Politics & Government

Legislature OKs new fees for electronic copies of public records

Lacey city manager Scott Pence looks over some of the estimated 80,000 pictures that his staff are pulling to fulfill a public records request for "every photo" in the city archive, shown at Lacey City Hall on Wednesday, March 8, 2017. A bill that cleared the Legislature Monday aims to cut down on those types of “excessive” requests, while establishing new default fees for electronic copies of government documents.
Lacey city manager Scott Pence looks over some of the estimated 80,000 pictures that his staff are pulling to fulfill a public records request for "every photo" in the city archive, shown at Lacey City Hall on Wednesday, March 8, 2017. A bill that cleared the Legislature Monday aims to cut down on those types of “excessive” requests, while establishing new default fees for electronic copies of government documents. toverman@theolympian.com

Government agencies could start charging new fees for electronic copies of records under a bill that cleared Washington’s Legislature on Monday.

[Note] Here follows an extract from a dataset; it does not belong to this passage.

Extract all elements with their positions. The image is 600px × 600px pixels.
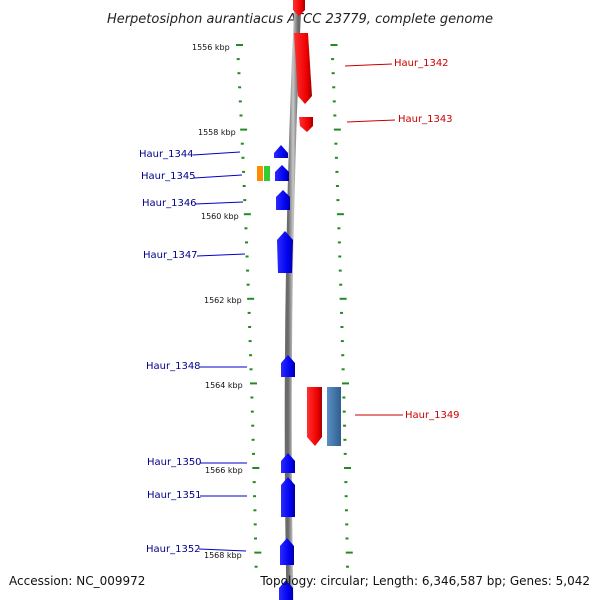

The state House voted 80-18 to approve House Bill 1595, agreeing with earlier changes made by the Senate. The bill now awaits the signature of Gov. Jay Inslee.

Public agencies can already charge a default rate of up to 15 cents per page for photocopying documents in response to public records requests. But the state’s Public Records Act doesn’t include comparable language for charging fees for documents that are scanned and sent by email, or records that are uploaded to an electronic delivery system.

House Bill 1595 says agencies can charge up to 10 cents per page for scanned documents and up to 5 cents for every four electronic attachments when replying to public records requests.

The bill also lets agencies charge up to 10 cents per gigabyte of data or impose a flat fee of $2 for larger requests.

The measure simultaneously aims to cut down on what government agencies call excessive requests, allowing agencies to deny broad requests for all of their records, as well as some repetitive requests submitted automatically by computer bots.

Supporters of the bill testified this year that the Public Records Act needs updating to reflect the amount of staff time involved in responding to records requests electronically. Opponents said the measure could limit public access to government documents.

A separate measure approved Monday by the Legislature would create new training resources for government agencies that fall under the Public Records Act.

House Bill 1594 directs the state Attorney General’s Office to develop a program to assist local governments in managing public records requests. The bill also requires the State Archives to train local agencies on document retention practices and establish a grant program for those agencies to improve their information technology systems.

Both bills now head to Inslee’s desk.